# Why do you camp



## grassroots (May 29, 2009)

I'm new to camping, and I get the gist of it - you separate yourself from mainstream life, and get closer to nature....sleep outside, cook out... BUT, WHAT else do you do with all that time in between?! I'm just inexperienced, and was wondering WHY it is that some people are so thrilled with camping. I'd like to enjoy it as much as they are!


----------



## ctfortner (Nov 16, 2007)

Being outdoors is a lot of it. If you are an outdoors person, hiking, fishing, walking, or just sitting outside enjoying nature, then you will have that feeling about going camping.

If you are more of an indoor person you may enjoy camping when you go, but not get as excited about it as some others do.

It is relaxing to get away from home, work, phones, tv's, computers, interestates, etc... There are times we do nothing more than sit around the campsite for a couple of hours just talking, kids playing, whatever. Thats the great thing about camping, there is no schedules, or we have to do this or that. But for those who like to be doing something all the time, you can play games, hike, hit the swimming hole, ride bikes, walk around the campground and visit other campers....


----------



## orangecamper (Apr 1, 2009)

I do it to get AWAY. But a lot of it for me is that it takes more time to do everything, cooking, walking to the bathrooms, etc. It makes me stop and pay attention to what I am doing more, stop and smell the roses, etc. And I just find all that fun! I do a lot of hiking, swimming, taking nature photos. I am starting to get into geocaching now, so there is something else to add to the fun! But mostly to get away. From people, from buildings. And being outside all day wears me out! Even if i don't DO much of anything. I sleep better when I am camping. And the cooking can't be beat!:icon_smile_campfire


----------



## antigua (Dec 17, 2007)

Mostly to get away from it all. Different scenery. The best part is getting the kids to enjoy and teach them all about the great outdoors. Fishing, swimming, hiking, biking. Roasting marshmallows and spider dogs over a campfire. Spending that ever so important family time together. Meeting new people making new friends. With our busy schedule these days, camping really pulls us together and strengthens our relationships with one another. We share stories and laugh. My kids are growing up so fast, right before my eye's and before it's to late I want to enjoy everyday I have with them before they run off with their own lives. Provide the memories they can share with their own kids and teach them that life is to short not to enjoy it. To me it way more then just camping. It's a way of life for us. Some people have a cottage, we have campers (or tents) and we like to travel. If anyone was to ask me if they should try it I would say YES!!! Get out there, make mistakes, burn your dinner, learn from it and have fun doing it. Every time you go camping, the better it gets and the more you learn and the more fun you have. Sure beats sitting around watch TV all day.


----------



## amy0807 (Aug 13, 2008)

I will be the first to admit that I am not a big outdoors person. (hubby had to con me into camping) After the first time we went, I was hooked. I do like to fish and I like to hike. I have had to slow down a great deal, (Impaired lung function, very recent.) but I still grab an inhaler and go. I have to stop more often but I enjoy it...even if it annoys the rest of the bunch. lol

When I camp, I like to walk my dogs, sit outside and watch the kids play, and occasionally cast a line in the lake. Photography is a big hobby of mine and camping gives me plenty of opportunities for great photos. 

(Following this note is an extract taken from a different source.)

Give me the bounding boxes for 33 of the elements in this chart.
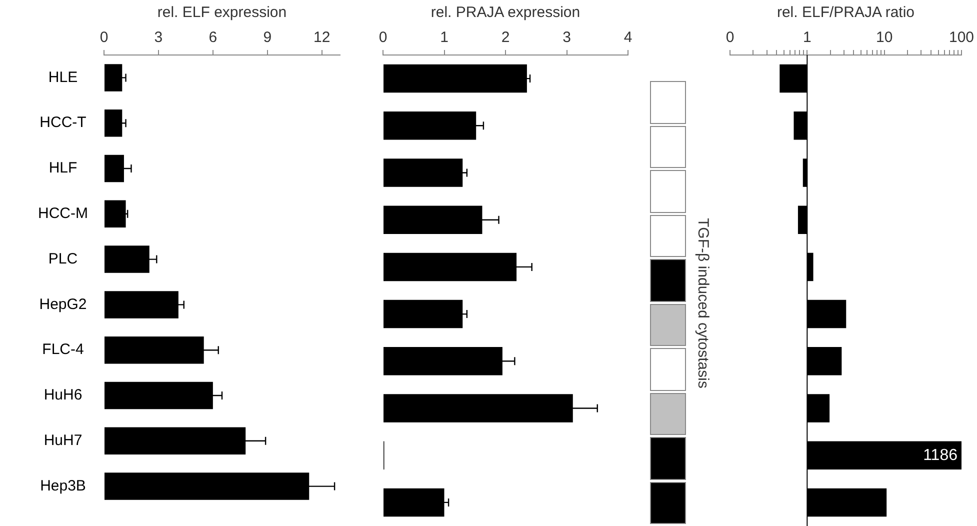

Another big plus is being away from everyone back home.


----------



## happiestcamper (Mar 6, 2008)

I like to get away from electronics, and I REALLY like for my kids to get away from electronics. It's more fun than anything else I know.


----------



## harryb (May 31, 2009)

I like to camp because I can get away from the hustle and bustle of everyday life. My wife and I can do whatever whenever we want to.I like to tent camp but I want electricity and water. I also want flush toilets and showers. I have roughed it many times and do not mind roughing it. My wife has not roughed it and I bet she does not want to. It is about getting away from it all and enjoying life. You get out of it what you put into it. It is all about getting out and enjoying it..

Have fun camping. It is addictive.

Harry


----------



## wannatravel (May 7, 2009)

I like to camp for several reasons. Right now the best reason is to get away from home and all the daily responsibilities there. I teach the boys at home, and if you homeschool you know that your home is almost never fully in order. I remember coming home as a kid and the home was spotless. (Of course it was, we kids were at school all day, and Mom was home cleaning it!) So, it seems that things are NEVER finished, even with the boys helping, and continually staring me in the face, screaming "get me done!".

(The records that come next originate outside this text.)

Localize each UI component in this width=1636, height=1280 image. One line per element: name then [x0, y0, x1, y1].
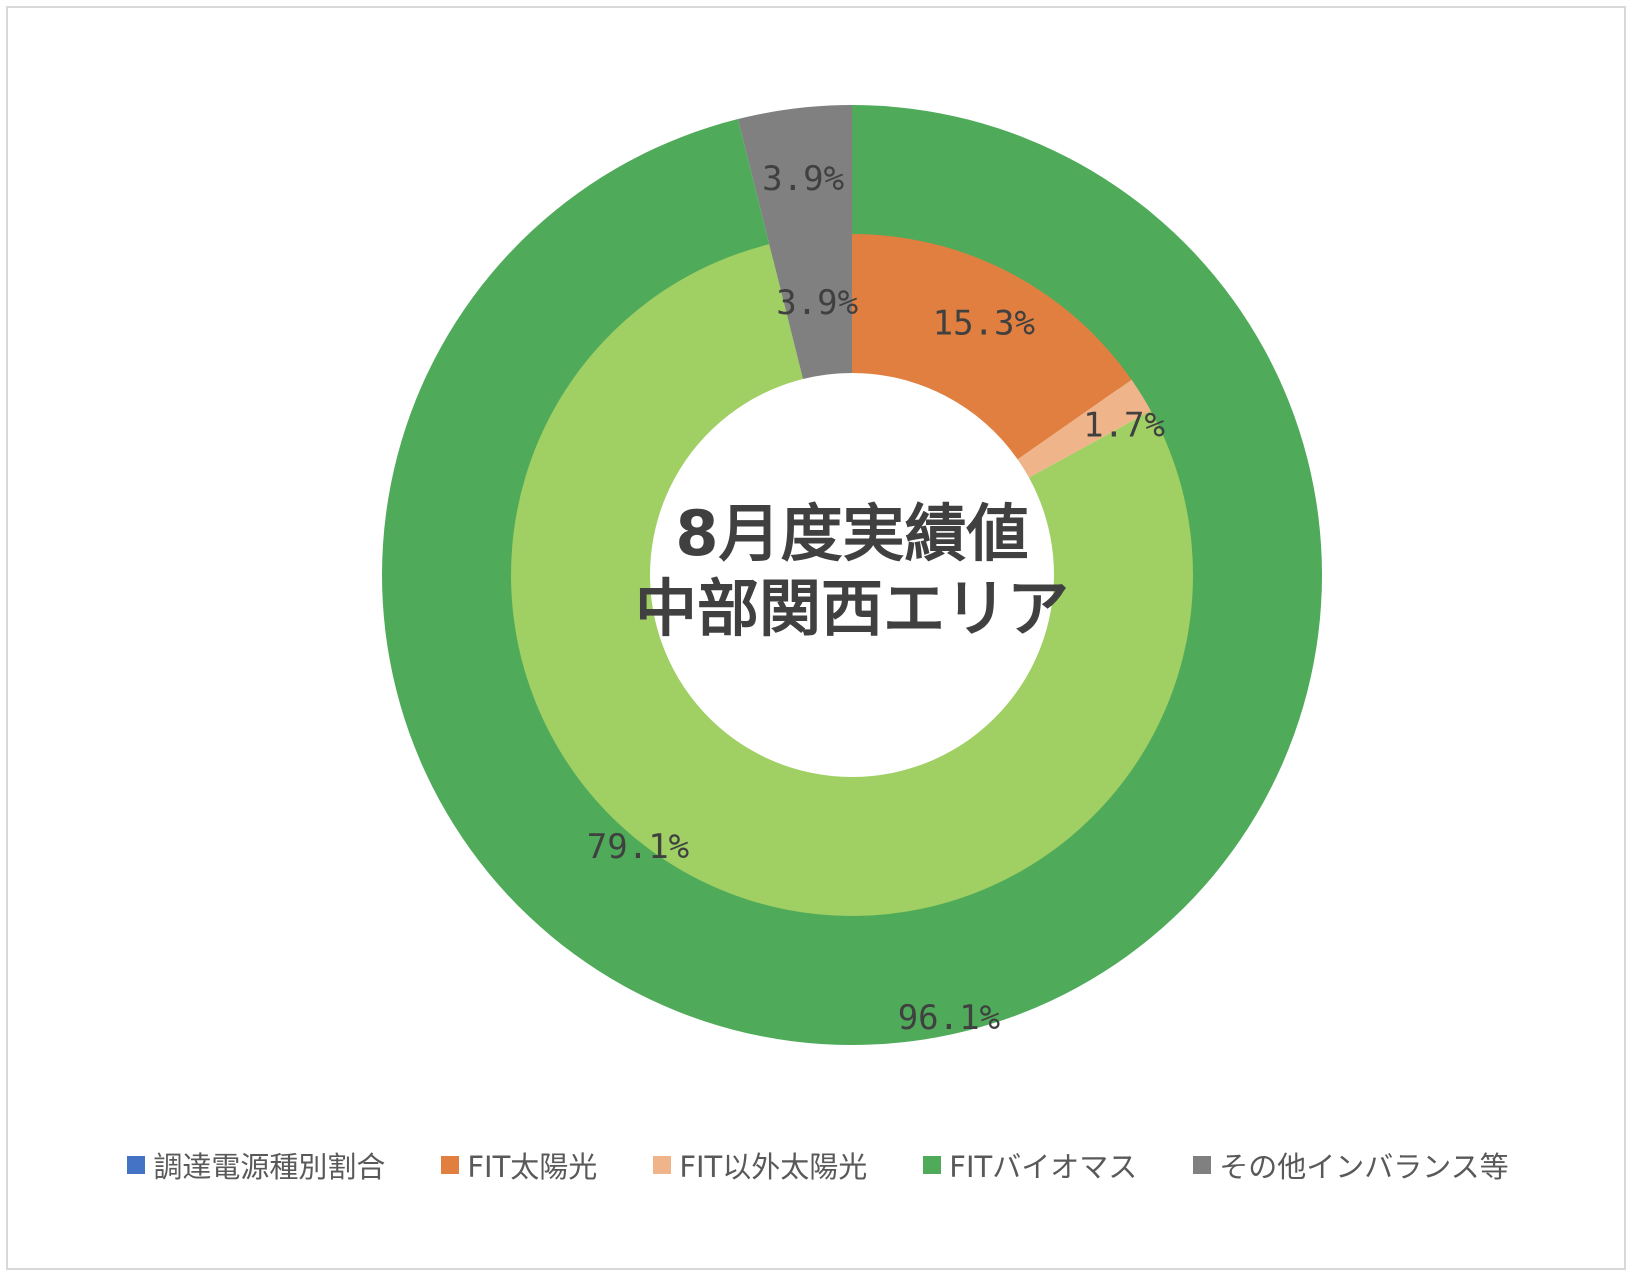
inner-data-label-2: 79.1%: [587, 827, 689, 867]
legend-item: FITバイオマス: [923, 1144, 1137, 1186]
center-title-line-2: 中部関西エリア: [635, 572, 1069, 645]
legend-item: 調達電源種別割合: [127, 1144, 385, 1186]
legend-swatch: [653, 1156, 672, 1174]
donut-chart: 96.1% 3.9% 15.3% 1.7% 79.1% 3.9% 8月度実績値 中部関西エ…: [382, 105, 1322, 1045]
outer-slice-1: [737, 105, 852, 260]
legend-label: FIT以外太陽光: [679, 1150, 868, 1184]
outer-data-label-0: 96.1%: [898, 998, 1000, 1038]
inner-data-label-1: 1.7%: [1083, 406, 1165, 446]
legend-item: FIT以外太陽光: [653, 1144, 867, 1186]
legend-item: FIT太陽光: [441, 1144, 597, 1186]
inner-data-label-3: 3.9%: [776, 283, 858, 323]
inner-slice-2: [510, 244, 1194, 916]
inner-data-label-0: 15.3%: [933, 303, 1035, 343]
legend-swatch: [127, 1156, 146, 1174]
legend-item: その他インバランス等: [1193, 1144, 1509, 1186]
legend-label: 調達電源種別割合: [153, 1150, 386, 1184]
inner-slice-0: [852, 234, 1132, 460]
legend-swatch: [441, 1156, 460, 1174]
outer-data-label-1: 3.9%: [762, 159, 844, 199]
center-title-line-1: 8月度実績値: [675, 497, 1028, 570]
inner-slice-1: [1017, 379, 1151, 478]
legend-swatch: [923, 1156, 942, 1174]
legend-swatch: [1193, 1156, 1212, 1174]
legend-label: FITバイオマス: [949, 1150, 1138, 1184]
inner-slice-3: [769, 234, 852, 380]
legend: 調達電源種別割合 FIT太陽光 FIT以外太陽光 FITバイオマス その他インバ…: [0, 1140, 1636, 1190]
legend-label: FIT太陽光: [467, 1150, 598, 1184]
legend-label: その他インバランス等: [1219, 1150, 1509, 1184]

I love camping because I love being outside, and Heath camps mostly (I believe) for me.

But mostly it is a means to an end. We desire to travel and see this vast America. Quite often, hotels demand we get an extra room because there are six of us, and the boys are not so small anymore--that really frustrates me that they have a "limit" of five occupants per room, with two large beds and a queen fold out bed in the sofa--arrgh!!!!!

Heath & Charmaine
4 boys, 2 dogs, 6 bikes & a lot of food
07 Fleetwood Sequoia/99 GMC Sierra 1500


----------